2. Data Description
College Scorecard data: https://www.kaggle.com/kaggle/college-scorecard
● Data collected from 1996 - 2013
● 2009 dataset chosen for completeness and recency
● 7149 observations / 1484 features
● Each observation corresponds to a unique College
● Features related to demographics, cost of attendance, proportion of students
receiving financial aid, earnings multiple years after matriculation, etc
3. Data Description
● Lots of missing data!
● Some information not reported by specific Colleges
● Some information suppressed for privacy
4. Data Processing
● Variables with >15% of observations missing were removed
● Response variable created as a ratio of median earnings six years after
matriculation vs. median debt
● For each variable, missing values were replaced with the median of non-missing
values
● Highly correlated and low variance variables were removed
6. Analysis
● Originally we intended to use data from 2009 to predict earnings to debt ratio for
2011
● Predictors with low amounts of missing values in 2009 had large amounts of
missing values in 2011, and vice versa
● Final data consisted of 5130 observations and 223 predictors
● 2009 data split into training (70%) and testing (30%) sets
7. Methodology
Linear Model:
● Poor performance (negative predicted ratios)
Lasso:
● Exploratory lasso model selected ~120-130 variables for various iterations
● Models resulted in MSE of ~0.45 (R2 ~0.65)

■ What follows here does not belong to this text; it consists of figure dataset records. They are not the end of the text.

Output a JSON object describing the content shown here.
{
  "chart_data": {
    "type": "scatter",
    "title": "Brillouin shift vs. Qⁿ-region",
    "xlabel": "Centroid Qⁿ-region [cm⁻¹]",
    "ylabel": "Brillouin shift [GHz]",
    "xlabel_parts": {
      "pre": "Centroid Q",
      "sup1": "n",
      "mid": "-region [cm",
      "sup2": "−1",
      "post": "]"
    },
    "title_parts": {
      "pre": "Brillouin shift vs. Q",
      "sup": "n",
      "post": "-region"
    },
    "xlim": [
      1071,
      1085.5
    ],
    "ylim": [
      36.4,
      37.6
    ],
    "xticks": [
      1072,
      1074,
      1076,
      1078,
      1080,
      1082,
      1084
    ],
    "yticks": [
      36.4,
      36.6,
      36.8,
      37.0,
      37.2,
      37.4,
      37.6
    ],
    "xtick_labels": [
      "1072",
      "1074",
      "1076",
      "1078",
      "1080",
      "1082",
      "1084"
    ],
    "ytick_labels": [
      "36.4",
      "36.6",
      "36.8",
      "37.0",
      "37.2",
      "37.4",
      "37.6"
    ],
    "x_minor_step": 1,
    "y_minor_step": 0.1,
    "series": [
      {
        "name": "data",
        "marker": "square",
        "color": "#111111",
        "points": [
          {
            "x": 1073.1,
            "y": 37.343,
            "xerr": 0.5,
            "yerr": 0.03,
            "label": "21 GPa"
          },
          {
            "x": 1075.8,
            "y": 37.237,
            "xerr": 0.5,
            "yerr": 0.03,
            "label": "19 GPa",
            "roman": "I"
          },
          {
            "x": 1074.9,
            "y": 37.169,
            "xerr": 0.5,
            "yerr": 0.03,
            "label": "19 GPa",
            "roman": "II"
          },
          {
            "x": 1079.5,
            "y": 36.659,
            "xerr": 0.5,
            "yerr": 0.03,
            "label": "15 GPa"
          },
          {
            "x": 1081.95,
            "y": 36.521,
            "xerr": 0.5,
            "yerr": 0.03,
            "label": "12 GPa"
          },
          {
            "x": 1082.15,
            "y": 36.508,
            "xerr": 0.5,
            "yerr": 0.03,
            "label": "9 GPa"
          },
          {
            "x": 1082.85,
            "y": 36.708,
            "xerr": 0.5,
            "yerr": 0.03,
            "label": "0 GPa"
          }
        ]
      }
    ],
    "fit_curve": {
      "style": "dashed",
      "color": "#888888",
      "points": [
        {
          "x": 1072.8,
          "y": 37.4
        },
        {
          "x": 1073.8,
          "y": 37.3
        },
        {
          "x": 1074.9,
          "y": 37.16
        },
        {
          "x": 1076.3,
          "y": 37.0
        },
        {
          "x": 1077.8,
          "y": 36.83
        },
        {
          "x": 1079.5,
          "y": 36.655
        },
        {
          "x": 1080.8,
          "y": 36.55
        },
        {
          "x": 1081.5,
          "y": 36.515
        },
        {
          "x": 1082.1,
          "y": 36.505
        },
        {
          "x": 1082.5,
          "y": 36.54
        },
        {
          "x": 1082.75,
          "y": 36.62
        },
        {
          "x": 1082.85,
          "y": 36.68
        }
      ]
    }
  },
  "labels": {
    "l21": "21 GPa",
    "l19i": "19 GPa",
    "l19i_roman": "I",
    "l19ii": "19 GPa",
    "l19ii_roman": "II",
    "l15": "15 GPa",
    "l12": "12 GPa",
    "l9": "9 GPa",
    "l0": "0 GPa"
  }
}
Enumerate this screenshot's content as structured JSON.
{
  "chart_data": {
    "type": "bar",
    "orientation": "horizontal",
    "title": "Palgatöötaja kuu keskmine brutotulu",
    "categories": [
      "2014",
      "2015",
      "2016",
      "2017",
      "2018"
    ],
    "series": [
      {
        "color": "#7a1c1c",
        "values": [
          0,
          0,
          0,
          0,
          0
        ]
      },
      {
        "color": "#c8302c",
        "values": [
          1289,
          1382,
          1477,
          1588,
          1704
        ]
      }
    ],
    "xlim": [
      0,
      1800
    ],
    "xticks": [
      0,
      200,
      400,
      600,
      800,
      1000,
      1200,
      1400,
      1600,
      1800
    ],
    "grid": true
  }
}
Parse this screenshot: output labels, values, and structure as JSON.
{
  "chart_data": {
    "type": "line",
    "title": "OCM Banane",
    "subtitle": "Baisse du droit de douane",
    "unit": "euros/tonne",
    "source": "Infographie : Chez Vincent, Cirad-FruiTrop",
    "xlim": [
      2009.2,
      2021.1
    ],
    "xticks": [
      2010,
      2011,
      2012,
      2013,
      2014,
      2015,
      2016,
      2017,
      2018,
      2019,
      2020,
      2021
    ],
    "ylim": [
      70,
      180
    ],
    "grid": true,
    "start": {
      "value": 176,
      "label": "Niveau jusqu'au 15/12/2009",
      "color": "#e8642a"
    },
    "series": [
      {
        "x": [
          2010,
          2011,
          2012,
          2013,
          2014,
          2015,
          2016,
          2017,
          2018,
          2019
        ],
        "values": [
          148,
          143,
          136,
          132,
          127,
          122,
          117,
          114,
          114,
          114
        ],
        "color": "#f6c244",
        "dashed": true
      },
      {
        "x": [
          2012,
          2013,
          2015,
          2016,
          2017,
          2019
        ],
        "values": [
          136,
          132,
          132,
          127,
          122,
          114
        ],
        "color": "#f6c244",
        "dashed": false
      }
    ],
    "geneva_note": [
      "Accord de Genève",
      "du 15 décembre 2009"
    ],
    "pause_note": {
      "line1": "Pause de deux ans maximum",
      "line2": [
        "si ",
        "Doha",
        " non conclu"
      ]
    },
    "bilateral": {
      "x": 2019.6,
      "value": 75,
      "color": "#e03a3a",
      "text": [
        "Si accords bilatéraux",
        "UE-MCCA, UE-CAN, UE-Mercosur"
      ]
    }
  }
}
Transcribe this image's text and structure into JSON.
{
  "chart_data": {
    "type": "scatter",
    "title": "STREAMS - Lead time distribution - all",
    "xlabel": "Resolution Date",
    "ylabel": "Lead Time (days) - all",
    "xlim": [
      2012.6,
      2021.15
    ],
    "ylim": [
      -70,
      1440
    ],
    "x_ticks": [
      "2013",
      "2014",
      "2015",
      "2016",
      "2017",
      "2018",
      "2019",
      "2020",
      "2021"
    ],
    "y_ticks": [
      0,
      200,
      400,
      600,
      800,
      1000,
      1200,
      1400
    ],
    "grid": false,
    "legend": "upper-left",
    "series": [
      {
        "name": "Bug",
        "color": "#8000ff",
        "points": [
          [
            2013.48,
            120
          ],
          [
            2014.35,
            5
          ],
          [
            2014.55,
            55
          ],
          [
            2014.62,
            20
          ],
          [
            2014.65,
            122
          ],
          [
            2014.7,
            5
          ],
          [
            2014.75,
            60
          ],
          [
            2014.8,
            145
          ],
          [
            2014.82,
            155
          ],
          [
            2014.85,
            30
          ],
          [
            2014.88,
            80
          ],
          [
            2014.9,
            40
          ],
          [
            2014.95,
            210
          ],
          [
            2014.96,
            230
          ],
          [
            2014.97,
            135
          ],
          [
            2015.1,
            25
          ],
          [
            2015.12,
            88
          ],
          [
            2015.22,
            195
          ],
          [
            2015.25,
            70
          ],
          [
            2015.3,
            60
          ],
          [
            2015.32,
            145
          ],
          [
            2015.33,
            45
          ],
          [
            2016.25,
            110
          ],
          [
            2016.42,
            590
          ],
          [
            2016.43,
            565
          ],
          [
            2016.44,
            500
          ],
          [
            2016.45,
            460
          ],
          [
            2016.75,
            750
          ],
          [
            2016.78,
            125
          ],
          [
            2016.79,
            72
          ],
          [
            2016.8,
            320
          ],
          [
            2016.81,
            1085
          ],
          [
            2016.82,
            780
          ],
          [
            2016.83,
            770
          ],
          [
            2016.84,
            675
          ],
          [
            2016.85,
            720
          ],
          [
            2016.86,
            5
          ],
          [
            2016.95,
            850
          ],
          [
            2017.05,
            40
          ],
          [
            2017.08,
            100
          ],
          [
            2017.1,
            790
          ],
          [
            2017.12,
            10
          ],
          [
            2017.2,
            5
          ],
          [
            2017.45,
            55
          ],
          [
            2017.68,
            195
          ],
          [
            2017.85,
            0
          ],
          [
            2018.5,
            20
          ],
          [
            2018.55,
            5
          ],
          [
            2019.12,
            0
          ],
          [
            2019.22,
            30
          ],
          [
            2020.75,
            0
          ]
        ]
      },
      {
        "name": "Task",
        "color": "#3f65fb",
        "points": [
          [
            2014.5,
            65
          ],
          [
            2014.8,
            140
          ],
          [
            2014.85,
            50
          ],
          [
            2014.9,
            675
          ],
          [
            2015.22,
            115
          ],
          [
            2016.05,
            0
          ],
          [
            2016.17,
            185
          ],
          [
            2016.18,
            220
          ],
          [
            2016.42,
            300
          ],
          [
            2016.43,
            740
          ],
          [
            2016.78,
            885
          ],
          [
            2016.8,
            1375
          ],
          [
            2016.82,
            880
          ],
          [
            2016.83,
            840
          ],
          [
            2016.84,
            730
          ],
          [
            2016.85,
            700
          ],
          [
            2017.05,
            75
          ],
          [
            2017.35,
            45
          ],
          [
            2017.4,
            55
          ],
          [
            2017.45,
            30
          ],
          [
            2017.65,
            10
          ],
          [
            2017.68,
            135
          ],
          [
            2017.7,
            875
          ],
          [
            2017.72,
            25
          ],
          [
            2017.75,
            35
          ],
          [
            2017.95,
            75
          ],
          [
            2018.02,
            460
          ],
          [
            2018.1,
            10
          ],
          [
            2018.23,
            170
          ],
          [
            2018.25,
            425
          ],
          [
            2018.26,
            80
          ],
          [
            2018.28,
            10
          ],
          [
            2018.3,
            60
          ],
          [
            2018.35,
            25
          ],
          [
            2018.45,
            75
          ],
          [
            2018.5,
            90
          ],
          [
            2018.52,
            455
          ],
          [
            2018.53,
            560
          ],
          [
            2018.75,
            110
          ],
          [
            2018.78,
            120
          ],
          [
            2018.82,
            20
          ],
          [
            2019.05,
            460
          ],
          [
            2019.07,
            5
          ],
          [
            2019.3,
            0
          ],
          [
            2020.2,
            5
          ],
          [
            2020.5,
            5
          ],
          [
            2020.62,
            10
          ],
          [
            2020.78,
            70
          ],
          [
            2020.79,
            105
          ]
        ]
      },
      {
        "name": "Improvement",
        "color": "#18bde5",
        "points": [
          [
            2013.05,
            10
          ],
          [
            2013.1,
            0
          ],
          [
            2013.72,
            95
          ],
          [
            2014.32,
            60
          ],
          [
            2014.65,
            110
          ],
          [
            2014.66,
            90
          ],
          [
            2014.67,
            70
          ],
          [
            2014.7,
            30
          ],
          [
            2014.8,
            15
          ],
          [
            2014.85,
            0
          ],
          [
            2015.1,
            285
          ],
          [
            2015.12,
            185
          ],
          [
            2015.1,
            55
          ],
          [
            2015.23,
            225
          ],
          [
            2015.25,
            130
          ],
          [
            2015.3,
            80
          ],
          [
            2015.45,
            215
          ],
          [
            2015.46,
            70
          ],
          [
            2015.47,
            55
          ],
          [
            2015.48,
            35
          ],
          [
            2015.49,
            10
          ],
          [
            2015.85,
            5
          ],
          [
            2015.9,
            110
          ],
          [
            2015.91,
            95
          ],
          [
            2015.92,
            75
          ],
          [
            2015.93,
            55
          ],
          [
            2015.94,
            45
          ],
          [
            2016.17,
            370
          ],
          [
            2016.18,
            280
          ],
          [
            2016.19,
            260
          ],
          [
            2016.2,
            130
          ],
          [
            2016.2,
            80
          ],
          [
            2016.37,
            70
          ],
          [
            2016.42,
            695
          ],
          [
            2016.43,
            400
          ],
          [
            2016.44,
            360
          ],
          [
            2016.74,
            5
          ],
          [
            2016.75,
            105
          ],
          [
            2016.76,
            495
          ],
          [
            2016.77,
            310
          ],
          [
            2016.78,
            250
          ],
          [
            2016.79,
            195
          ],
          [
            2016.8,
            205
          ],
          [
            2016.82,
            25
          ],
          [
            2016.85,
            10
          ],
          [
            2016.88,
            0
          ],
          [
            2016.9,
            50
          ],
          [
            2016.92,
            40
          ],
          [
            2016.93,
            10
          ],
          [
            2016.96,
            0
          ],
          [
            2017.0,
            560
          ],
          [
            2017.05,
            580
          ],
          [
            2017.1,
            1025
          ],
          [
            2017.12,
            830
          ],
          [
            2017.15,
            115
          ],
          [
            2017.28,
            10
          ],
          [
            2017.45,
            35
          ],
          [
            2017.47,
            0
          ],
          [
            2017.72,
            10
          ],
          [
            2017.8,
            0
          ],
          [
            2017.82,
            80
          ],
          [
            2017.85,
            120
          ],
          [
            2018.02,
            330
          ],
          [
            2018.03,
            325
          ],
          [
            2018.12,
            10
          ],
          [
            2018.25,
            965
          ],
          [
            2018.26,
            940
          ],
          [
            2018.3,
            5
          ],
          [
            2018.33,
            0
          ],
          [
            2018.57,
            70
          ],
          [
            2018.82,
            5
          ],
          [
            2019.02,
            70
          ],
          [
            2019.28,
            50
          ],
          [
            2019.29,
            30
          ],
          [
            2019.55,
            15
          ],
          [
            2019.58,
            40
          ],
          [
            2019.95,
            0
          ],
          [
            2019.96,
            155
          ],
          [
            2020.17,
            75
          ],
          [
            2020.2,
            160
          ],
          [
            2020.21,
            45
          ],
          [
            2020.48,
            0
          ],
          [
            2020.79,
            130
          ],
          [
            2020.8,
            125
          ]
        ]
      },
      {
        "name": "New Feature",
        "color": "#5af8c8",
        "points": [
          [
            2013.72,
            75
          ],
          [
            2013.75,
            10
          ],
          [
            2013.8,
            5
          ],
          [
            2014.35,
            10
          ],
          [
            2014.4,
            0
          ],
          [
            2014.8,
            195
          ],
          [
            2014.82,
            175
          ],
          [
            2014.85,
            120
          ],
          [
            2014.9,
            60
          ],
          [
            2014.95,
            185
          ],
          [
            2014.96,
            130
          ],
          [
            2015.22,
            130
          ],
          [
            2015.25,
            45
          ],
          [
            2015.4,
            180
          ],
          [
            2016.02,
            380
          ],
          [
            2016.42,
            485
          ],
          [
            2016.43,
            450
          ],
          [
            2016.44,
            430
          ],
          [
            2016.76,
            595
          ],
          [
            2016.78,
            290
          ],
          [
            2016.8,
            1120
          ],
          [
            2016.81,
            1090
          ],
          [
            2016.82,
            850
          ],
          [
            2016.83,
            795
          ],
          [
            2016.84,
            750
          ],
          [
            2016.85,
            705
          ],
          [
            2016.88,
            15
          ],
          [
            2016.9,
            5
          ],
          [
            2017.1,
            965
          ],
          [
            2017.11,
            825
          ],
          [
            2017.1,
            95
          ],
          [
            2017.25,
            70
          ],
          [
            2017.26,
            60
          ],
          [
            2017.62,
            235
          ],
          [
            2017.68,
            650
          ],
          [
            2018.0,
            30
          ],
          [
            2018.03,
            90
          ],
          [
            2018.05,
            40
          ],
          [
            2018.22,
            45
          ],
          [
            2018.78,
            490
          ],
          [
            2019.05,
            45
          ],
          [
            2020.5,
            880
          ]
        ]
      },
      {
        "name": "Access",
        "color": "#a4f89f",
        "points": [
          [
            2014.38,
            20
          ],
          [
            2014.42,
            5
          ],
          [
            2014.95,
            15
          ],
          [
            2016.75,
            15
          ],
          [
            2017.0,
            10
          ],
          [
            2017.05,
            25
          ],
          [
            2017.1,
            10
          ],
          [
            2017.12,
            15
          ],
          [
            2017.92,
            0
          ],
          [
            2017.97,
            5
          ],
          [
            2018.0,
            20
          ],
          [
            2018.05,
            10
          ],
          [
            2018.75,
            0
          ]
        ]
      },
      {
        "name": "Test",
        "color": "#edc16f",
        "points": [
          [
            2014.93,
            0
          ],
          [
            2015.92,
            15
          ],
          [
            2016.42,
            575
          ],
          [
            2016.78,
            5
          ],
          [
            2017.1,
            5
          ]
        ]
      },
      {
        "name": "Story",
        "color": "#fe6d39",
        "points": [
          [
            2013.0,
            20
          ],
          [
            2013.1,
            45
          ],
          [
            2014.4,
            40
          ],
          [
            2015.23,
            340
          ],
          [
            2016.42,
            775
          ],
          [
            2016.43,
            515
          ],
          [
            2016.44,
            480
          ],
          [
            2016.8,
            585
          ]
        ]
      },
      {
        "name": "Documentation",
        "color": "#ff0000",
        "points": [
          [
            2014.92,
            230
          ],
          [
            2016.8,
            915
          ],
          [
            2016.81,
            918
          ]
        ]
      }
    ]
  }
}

Principal Component Analysis
● No single predictor explained a significant percentage of variance
8. Random Forest Explained
● Ensemble learning method that aggregates regression trees
● A subset of the total predictors is used to build each tree
● + Handles large numbers of variable without deletion
● + Runs efficiently on large data sets
● + Inherent treating of interactions between variables
● - Loss of interpretability
12. Conclusion
● Missing data provided greatest challenge to building an accurate model
● Data was decidedly unclean - redundant variables, missing factor levels, etc
● Significant amount of data processing required (~¾ of time spent)
● Imputing missing data with median values increased model performance
● The large amount of missing data likely sets an upper bound on the performance
of this model, but more data processing, feature engineering, and additional
tuning of parameters could result in more robust performance.